Knowing Grey is my last baby, the reality of saying “goodnight” to each stage is palpable. I can taste it. I have put away her bottles. She will never take formula again. I will never have to burp her again. Her crib is at the lowest setting, and I will never lower another crib. In the near future, I know I will never have to change a diaper again. Right now, she needs me. She cries for me to hold her. In the distant future, however, I know there will come a day when she chooses friends over me. Ultimately, I know all my babies will leave home.
I dread that day.
“Goodnight comb. And goodnight brush.”
In that moment, the reality of the fact that my kids will never be as small as they are right now took my breath away. Grey will be a bit taller when the sun rises tomorrow. My boys will be a bit bigger when they wake us up in the morning. I relish hearing little boy footsteps run from their room to mine. My heart swells when I open my daughter’s door in the morning and get greeted with a smile and hearing, “Mommy!” There will be a day where my halls fall silent. There will come a day when I can no longer pick up my kids. There will inevitably be a day where my babies will no longer be babies.
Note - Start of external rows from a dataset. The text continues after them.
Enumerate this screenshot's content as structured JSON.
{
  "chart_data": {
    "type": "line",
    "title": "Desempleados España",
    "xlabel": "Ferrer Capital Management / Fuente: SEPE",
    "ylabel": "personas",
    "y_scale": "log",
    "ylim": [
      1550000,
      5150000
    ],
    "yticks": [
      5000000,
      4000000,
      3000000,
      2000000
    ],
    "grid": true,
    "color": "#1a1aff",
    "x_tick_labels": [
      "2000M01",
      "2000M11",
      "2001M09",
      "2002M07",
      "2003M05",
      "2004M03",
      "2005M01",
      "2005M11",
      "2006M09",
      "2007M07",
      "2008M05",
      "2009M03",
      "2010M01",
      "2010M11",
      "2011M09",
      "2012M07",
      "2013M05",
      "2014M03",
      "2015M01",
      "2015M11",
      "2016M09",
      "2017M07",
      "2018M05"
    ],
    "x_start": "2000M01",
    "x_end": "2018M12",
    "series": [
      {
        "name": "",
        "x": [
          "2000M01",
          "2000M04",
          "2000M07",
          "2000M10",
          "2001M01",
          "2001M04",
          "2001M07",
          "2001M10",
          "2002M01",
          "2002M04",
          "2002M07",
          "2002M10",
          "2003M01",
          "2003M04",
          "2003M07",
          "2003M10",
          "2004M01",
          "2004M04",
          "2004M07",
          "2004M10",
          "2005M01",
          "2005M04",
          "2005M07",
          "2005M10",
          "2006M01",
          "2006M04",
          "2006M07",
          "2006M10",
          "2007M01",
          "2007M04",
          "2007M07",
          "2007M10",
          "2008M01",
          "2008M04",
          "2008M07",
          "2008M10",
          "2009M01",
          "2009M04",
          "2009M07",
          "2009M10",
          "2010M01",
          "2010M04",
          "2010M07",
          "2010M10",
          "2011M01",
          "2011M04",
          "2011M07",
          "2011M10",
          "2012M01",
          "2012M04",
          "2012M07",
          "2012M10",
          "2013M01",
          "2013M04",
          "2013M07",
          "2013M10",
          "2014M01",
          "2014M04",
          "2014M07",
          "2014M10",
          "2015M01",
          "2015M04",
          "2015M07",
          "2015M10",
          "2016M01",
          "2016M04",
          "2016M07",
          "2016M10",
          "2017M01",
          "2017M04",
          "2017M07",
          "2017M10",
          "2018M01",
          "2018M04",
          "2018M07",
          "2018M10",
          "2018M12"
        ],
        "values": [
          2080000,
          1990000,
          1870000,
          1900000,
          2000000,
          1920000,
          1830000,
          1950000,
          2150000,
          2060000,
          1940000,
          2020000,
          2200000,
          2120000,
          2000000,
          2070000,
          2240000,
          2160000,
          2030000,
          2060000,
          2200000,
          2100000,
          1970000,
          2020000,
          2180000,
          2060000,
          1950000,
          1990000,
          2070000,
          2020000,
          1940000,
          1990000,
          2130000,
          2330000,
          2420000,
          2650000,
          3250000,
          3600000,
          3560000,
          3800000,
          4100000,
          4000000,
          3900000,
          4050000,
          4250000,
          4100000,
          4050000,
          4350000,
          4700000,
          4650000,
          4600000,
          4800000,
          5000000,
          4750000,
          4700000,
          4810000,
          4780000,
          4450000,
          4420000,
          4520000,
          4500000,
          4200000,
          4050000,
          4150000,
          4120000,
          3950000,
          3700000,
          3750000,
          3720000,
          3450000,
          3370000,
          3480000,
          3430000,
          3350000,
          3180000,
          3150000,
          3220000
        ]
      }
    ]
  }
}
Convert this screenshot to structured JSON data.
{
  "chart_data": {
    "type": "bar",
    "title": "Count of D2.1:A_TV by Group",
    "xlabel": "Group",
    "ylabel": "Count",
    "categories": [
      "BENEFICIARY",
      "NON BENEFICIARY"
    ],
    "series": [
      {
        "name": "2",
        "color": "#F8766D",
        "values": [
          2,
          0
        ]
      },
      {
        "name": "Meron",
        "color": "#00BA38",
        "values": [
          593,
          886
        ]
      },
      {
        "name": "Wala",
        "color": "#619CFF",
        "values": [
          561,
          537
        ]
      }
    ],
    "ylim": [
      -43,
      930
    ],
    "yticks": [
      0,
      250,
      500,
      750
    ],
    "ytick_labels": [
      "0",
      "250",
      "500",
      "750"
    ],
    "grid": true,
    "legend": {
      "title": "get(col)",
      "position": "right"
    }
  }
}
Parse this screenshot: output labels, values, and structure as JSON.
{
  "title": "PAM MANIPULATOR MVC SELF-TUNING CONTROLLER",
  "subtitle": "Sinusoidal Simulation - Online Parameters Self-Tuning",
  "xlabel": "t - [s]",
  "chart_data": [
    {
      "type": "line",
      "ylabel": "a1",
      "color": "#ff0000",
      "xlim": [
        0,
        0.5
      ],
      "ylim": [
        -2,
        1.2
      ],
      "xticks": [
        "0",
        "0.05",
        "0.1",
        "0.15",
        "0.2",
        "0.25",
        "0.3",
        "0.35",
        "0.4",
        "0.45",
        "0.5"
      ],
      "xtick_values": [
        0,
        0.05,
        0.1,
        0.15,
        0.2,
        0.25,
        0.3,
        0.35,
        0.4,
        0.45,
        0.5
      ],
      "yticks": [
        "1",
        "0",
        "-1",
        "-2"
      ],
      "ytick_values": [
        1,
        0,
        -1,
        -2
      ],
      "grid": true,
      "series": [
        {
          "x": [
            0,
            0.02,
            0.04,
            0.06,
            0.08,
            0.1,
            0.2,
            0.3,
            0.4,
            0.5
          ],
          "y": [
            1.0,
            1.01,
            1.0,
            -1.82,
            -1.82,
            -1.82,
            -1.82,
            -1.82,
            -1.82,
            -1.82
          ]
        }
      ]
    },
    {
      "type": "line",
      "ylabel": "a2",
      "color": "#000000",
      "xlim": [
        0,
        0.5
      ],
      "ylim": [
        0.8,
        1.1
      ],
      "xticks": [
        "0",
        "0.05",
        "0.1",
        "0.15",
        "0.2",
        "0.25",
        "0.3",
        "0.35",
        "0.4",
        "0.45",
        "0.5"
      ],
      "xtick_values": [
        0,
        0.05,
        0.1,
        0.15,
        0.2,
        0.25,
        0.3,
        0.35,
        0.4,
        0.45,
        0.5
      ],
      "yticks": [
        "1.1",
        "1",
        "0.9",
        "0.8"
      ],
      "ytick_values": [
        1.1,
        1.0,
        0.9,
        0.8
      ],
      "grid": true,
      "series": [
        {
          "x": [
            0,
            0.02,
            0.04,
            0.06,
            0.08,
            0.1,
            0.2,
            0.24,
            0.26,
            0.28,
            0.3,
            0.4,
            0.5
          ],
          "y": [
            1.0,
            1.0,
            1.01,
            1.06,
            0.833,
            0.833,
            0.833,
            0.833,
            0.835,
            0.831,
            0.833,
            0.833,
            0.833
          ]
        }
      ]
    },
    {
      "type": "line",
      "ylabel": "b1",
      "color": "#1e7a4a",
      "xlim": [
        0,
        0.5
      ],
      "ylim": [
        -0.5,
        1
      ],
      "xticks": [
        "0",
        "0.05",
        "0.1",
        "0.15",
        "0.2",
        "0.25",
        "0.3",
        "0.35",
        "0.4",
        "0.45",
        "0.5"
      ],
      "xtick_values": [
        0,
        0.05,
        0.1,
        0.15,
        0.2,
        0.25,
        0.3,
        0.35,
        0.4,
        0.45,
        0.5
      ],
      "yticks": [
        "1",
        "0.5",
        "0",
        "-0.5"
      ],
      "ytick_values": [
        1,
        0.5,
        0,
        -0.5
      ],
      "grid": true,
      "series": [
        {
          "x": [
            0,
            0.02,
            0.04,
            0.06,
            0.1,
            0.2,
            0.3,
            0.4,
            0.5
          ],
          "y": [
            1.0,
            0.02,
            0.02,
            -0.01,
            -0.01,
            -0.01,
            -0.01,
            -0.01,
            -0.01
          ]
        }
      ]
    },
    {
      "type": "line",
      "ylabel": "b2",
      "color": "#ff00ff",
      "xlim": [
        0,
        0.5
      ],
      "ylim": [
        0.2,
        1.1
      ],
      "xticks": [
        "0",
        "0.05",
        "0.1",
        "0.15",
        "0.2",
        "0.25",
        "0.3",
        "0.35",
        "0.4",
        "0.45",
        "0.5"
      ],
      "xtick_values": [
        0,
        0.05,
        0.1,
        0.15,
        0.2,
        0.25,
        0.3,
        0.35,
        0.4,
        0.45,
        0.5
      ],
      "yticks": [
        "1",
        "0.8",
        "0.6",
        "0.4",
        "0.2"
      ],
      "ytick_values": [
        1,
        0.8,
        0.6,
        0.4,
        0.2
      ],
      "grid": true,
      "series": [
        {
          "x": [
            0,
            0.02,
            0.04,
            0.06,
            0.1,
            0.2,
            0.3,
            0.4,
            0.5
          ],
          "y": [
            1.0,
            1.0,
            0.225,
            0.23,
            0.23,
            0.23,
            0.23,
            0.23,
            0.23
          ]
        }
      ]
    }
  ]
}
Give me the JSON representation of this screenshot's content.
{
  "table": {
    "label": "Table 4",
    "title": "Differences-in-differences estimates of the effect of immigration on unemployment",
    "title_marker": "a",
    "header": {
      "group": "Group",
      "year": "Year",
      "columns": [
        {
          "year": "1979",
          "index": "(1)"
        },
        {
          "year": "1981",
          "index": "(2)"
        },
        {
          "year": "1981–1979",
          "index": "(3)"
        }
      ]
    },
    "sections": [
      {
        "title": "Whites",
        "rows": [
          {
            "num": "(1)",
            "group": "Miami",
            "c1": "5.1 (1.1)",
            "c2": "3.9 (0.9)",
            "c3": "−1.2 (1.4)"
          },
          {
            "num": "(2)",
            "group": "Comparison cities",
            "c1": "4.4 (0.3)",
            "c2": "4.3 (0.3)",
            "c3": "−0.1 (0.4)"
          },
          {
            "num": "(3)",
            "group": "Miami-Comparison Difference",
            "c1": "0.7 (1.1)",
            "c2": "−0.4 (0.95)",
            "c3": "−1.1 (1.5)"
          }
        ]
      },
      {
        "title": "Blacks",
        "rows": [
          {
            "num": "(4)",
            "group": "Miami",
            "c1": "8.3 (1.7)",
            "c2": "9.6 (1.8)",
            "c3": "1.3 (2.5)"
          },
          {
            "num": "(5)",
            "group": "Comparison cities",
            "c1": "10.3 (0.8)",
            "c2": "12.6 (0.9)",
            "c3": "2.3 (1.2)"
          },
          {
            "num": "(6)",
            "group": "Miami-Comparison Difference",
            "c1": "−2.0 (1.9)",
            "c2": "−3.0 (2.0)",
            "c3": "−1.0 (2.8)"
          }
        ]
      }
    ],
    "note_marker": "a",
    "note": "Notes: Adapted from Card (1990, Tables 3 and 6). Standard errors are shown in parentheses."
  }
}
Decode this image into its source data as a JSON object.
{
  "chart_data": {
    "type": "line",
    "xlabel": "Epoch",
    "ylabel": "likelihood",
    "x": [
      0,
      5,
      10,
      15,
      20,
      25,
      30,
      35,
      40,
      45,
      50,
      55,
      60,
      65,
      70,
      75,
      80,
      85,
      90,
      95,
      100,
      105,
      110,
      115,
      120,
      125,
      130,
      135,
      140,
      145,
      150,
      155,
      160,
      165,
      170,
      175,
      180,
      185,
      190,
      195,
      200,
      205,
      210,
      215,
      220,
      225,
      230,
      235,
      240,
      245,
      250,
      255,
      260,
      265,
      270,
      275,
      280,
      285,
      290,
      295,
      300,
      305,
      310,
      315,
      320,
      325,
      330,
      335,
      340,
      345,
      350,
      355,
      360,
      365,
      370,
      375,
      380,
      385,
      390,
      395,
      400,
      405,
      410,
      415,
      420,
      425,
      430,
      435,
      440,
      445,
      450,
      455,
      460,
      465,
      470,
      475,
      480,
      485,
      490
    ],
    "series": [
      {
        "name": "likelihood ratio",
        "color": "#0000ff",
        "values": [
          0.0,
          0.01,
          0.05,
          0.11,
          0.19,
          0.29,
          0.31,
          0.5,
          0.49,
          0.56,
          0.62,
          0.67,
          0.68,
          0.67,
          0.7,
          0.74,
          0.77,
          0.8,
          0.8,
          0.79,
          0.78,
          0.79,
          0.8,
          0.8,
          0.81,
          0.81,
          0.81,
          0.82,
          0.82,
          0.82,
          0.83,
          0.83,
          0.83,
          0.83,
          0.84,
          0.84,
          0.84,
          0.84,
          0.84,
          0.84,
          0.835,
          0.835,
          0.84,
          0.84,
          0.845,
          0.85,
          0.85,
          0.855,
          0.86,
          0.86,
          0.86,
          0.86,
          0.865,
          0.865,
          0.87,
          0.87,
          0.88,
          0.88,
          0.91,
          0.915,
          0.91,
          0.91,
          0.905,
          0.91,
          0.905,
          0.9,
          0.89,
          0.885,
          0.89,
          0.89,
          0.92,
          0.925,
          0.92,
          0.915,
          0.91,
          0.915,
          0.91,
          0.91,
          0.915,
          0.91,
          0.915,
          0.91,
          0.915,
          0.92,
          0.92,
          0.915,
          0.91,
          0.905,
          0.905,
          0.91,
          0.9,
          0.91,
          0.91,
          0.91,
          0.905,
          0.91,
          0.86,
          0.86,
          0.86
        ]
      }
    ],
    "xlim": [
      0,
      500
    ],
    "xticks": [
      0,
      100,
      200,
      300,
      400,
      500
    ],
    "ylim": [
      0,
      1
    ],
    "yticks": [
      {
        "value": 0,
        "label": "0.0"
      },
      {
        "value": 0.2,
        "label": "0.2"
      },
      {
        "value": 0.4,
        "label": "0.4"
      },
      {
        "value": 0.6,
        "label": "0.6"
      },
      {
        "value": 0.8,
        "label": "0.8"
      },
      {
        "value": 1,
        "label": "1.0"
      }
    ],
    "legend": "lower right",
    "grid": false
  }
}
“Goodnight stars. Goodnight air. Goodnight noises everywhere.”
I stood up from the glider with my daughter and gave her a big hug. I felt one little arm clinch my neck, while the other hand twirled my hair. I could not help but wonder when she will stop that little finger twirl, when she will stop sucking her thumb (taking references for orthodontists), or when she will stop asking me to read to her.
So for now, while my kids are still small, I will wipe as many dirty hands as I can. While my kids still need me, I will put as many bandages on invisible boo-boos as possible. For as long as they will still let me, I will smother my kids with kisses and hugs. And while I still can, I will read Goodnight Moon as many times as possible.